Or les travaux de la commission PEST, que préside le Français Eric Andrieu (Alliance progressiste des socialistes et démocrates), semblent déjà dans l’impasse en raison de désaccords majeurs entre les coordinateurs des groupes politiques. Avec la droite appuyée par les centristes de l’Alliance des démocrates et des libéraux (ALDE) d’un côté, la gauche et les Verts de l’autre.
La coordinatrice pour le Parti populaire européen (PPE, droite, majoritaire) n’en fait pas mystère : son groupe avait contesté le principe même de la création d’une commission spéciale. « Nous voulions éviter de faire un procès à Monsanto », explique Angélique Delahaye, qui estime que « le Parlement ne devrait pas s’autoproclamer justicier » et « s’attaquer à une entreprise ». C’est d’ailleurs en raison de l’opposition du PPE que le mandat de la commission ne porte pas sur le glyphosate mais sur les pesticides en général.
« Les négociations en coulisses sont vraiment très dures. Les coordinateurs des groupes PPE, ALDE et ECR [conservateurs et réformistes] ne veulent rien entendre, font bloc et rejettent les propositions des autres groupes, raconte Michèle Rivasi (Verts-Alliance libre). On privilégie des auditions très institutionnelles, où la parole critique est réduite à son minimum. »
Traducteur automatique
Le 2 mai, la députée néerlandaise Anja Hazekamp (Gauche unitaire européenne, GUE) a claqué la porte, exaspérée par « une enquête dont le seul but est de sauver les apparences » et qui, selon elle, « joue le jeu de l’industrie au lieu d’enquêter efficacement sur ce qui s’est mal passé et sur ce que nous pourrions mieux faire ».
Les documents issus des réunions des coordinateurs de groupes montrent que, à des experts indépendants et à des ONG, sont préférés des acteurs du système réglementaire dont le rôle est au cœur des questionnements.

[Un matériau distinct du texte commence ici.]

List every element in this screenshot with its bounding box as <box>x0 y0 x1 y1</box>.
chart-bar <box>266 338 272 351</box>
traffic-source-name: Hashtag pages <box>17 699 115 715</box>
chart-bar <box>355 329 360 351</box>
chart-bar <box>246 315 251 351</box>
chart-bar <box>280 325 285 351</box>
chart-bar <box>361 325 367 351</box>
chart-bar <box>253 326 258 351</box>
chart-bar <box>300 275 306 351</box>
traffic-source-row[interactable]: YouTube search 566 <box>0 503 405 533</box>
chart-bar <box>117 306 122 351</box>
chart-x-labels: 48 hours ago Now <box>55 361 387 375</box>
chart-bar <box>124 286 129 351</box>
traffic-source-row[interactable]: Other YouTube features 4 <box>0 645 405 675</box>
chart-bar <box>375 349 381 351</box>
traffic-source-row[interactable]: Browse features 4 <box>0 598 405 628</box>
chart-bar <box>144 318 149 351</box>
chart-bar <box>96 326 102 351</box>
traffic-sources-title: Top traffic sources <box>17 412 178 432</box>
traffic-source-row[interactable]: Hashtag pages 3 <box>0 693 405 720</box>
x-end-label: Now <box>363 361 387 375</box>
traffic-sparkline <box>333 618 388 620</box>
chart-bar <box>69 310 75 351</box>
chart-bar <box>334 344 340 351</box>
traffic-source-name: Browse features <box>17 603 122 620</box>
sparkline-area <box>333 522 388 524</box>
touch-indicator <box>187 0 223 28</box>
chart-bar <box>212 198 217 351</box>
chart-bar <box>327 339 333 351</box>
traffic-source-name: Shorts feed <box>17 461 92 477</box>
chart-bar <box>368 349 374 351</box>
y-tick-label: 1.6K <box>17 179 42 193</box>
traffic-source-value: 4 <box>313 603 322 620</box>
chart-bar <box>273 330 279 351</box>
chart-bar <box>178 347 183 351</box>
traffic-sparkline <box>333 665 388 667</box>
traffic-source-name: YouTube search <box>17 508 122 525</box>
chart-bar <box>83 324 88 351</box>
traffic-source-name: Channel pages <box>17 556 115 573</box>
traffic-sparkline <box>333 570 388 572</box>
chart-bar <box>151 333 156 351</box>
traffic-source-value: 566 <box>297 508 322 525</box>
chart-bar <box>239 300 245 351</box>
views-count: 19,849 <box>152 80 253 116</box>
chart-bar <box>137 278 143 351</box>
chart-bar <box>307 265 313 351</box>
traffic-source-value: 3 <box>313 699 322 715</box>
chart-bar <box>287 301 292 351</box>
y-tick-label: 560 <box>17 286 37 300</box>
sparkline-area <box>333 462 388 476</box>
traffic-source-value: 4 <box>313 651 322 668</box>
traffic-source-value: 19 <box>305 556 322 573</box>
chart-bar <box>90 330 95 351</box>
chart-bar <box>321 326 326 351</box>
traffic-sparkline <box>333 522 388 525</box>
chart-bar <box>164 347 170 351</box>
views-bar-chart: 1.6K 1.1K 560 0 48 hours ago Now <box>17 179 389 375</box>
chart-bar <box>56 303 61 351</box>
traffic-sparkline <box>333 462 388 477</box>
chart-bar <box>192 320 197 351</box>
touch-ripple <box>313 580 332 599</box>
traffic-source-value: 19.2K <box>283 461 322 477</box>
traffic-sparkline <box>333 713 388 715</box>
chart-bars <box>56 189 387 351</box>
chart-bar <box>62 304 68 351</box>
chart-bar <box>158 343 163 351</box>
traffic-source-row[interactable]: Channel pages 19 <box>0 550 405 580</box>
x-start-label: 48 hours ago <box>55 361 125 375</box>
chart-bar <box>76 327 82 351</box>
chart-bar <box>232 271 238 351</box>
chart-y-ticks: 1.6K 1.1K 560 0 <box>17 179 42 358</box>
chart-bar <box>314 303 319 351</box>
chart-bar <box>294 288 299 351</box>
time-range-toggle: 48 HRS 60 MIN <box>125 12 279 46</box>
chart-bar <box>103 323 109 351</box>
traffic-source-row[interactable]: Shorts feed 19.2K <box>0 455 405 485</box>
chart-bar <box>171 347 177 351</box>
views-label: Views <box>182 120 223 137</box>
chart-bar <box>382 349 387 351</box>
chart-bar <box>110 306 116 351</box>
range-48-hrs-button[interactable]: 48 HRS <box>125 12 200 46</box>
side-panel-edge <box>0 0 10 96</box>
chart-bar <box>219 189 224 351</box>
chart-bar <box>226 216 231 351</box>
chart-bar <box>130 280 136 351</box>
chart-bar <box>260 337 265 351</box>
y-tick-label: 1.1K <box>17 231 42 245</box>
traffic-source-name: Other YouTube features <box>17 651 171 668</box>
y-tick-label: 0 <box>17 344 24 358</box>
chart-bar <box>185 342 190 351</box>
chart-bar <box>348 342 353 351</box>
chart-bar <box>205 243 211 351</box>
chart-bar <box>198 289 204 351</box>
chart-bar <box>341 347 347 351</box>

C’est le cas de l’Autorité européenne de sécurité des aliments (EFSA) et de l’institut allemand de gestion des risques, le BfR, qui avait copié-collé de nombreux passages du dossier fourni par les industriels dans le but d’obtenir la réhomologation de l’herbicide.
Mais certains d’entre eux compliquent également la tâche de la commission. Le BfR a bien envoyé ses trente pages de réponses aux questions préliminaires qui devaient servir de base pour son audition de mardi, mais la veille seulement… et en allemand. Les eurodéputés ne disposaient pour travailler que d’une version approximative passée dans un traducteur automatique. « Le fait qu’une instance allemande réponde à une demande détaillée en allemand est une procédure totalement normale, a écrit le BfR au Monde dans un courriel. Cela doit aussi être vu comme une expression de la diversité européenne, car l’allemand est reconnu comme une langue officielle de l’UE. Les réponses ont été soumises dans les délais. »
La commission a neuf mois pour mener à bien sa mission, avec un vote du rapport final prévu en décembre.